Politique

Centrafrique : entre France et Russie, les coulisses de la formation du nouveau gouvernement

Réservé aux abonnés
Mis à jour le 25 juin 2021 à 15:13

Faustin Archange Touadéra, lors de la présidentielle, en décembre 2020. © Nacer Talel / Anadolu Agency / AFP

Le premier gouvernement de Henri-Marie Dondra a été annoncé le 23 juin. Mais entre les pressions de Paris et de Moscou, et la volonté du président Faustin Archange Touadéra de reprendre les rênes, sa formation a tourné au casse-tête… 

Les discussions auront officiellement duré douze jours, entre la nomination de Henri-Marie Dondra le 11 juin au poste de Premier ministre et celle de son gouvernement, le 23. Mais, selon nos informations, les tractations en coulisses ont en réalité commencé bien avant. Depuis des semaines, voire des mois, Faustin Archange Touadéra (FAT) était en effet convaincu de la nécessité de changer en profondeur son équipe gouvernementale.

Le président centrafricain avait même confié à certains de ses proches son ambition de remplacer jusqu’aux trois quarts des ministres. Le Premier ministre Firmin Ngrebada lui-même n’est pas parvenu à sauver sa tête et la décision de la France de suspendre une partie de son aide militaire à Bangui a accentué la pression sur FAT : tout profil ouvertement pro-russe ou anti-français était dès lors jugé peu souhaitable, le président souhaitant ménager Paris.

Proches parents

Selon nos informations, le ministre Pascal Bida Koyagbele, jusqu’ici coordinateur des Grands travaux et des Investissements stratégiques, a ainsi payé son hostilité affichée aux intérêts français et ne fait donc pas partie de la nouvelle équipe. Sous le regard appuyé de la diplomatie française, FAT a en effet préféré des profils plus neutres, ou a favorisé des parents et des très proches pour les postes-clés.

Jean-Claude Rameaux Bireau, son neveu et ex-conseiller économique, a ainsi été promu au ministère de la Défense, en remplacement de Marie-Noëlle Koyara, également proche de Moscou. Un autre neveu, Arthur Bertrand Piri (un ancien de la primature) a hérité de celui du Développement de l’énergie. Quant au portefeuille de l’Intérieur et de la Sécurité publique, il a été confié à un proche parent de FAT, l’ancien directeur général de la police Michel Nicaise Nassin. Tous deux sont originaires de la même ville, Damara.
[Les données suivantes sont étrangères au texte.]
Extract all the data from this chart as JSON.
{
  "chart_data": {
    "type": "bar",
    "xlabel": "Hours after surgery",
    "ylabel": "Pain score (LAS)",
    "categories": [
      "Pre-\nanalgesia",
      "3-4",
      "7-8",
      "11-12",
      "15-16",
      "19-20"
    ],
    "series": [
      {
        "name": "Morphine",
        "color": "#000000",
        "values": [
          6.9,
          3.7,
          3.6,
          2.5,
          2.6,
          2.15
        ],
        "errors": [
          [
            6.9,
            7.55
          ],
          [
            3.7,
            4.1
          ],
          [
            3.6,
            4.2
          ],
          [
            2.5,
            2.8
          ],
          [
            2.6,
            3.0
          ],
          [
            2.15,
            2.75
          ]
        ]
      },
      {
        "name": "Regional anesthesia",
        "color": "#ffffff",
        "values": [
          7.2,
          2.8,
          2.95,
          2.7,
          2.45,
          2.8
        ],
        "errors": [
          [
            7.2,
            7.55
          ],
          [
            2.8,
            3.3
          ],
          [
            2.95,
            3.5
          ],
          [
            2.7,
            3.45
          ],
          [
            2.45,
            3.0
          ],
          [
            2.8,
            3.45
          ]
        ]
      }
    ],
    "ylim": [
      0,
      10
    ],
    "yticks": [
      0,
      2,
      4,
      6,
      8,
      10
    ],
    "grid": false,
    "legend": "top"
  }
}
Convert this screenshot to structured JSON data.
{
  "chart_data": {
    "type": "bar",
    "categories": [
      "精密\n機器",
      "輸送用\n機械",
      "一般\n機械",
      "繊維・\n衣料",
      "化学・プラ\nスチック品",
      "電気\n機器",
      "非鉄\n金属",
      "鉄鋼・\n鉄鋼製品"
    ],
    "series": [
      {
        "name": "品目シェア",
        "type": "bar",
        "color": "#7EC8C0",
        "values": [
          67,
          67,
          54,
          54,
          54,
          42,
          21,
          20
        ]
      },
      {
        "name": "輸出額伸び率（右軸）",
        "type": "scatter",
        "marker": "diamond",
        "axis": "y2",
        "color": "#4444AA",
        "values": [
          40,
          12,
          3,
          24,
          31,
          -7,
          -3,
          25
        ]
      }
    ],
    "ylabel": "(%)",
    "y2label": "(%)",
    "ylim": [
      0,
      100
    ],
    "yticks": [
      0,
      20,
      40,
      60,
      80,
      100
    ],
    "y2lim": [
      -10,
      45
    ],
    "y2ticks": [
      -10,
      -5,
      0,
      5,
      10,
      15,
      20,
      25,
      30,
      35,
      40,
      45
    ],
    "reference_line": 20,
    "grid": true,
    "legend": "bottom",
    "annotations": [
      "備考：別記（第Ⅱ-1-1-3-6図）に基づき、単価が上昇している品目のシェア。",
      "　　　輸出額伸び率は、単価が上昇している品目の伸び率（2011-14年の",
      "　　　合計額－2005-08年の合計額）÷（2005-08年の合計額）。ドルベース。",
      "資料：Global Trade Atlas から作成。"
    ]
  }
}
Ce dernier est d’autant plus proche de Touadéra qu’il travaille à ses cotés à la présidence depuis plusieurs années. Selon nos sources, ce haut gradé de la police y dirigeait notamment le discret « Bureau information et communication » (BIC), chargé de fournir des renseignements, y compris politiques, au chef de l’État. Cette cellule travaillerait régulièrement en collaboration avec certains Russes de Bangui.

Félix Moloua (Économie), Bruno Yapande (Administration du territoire), Ruffin Benam Beltoungou (Mines) et Sylvie Baïpo-Teimon (Affaires étrangères) sont également des proches de FAT. Ce dernier, qui a annoncé la tenue prochaine d’un dialogue national, a par ailleurs souhaité laisser en place les représentants des groupes armés signataires de l’accord de paix de Khartoum de 2019, tandis que l’opposant Serge Ghislain Djorie a été désigné ministre de la Communication et porte-parole du gouvernement.

Coup de jeune manqué

Selon nos sources, Faustin Archange Touadéra avait aussi pour ambition de rajeunir en profondeur l’équipe gouvernementale dirigée par Henri-Marie Dondra. Pour ce faire, il avait demandé à Dominique Errenon, ancien directeur de cabinet de Firmin Ngrebada, d’établir une liste de jeunes prétendants aux fonctions gouvernementales.

Aucun élu de cette sélection, qui rassemblait des personnalités de la majorité mais aussi de l’opposition, n’a toutefois intégré l’équipe ministérielle. Certains des candidats discrètement auditionnés ces dernières semaines devraient en revanche être nommés prochainement à la présidence ou à la primature.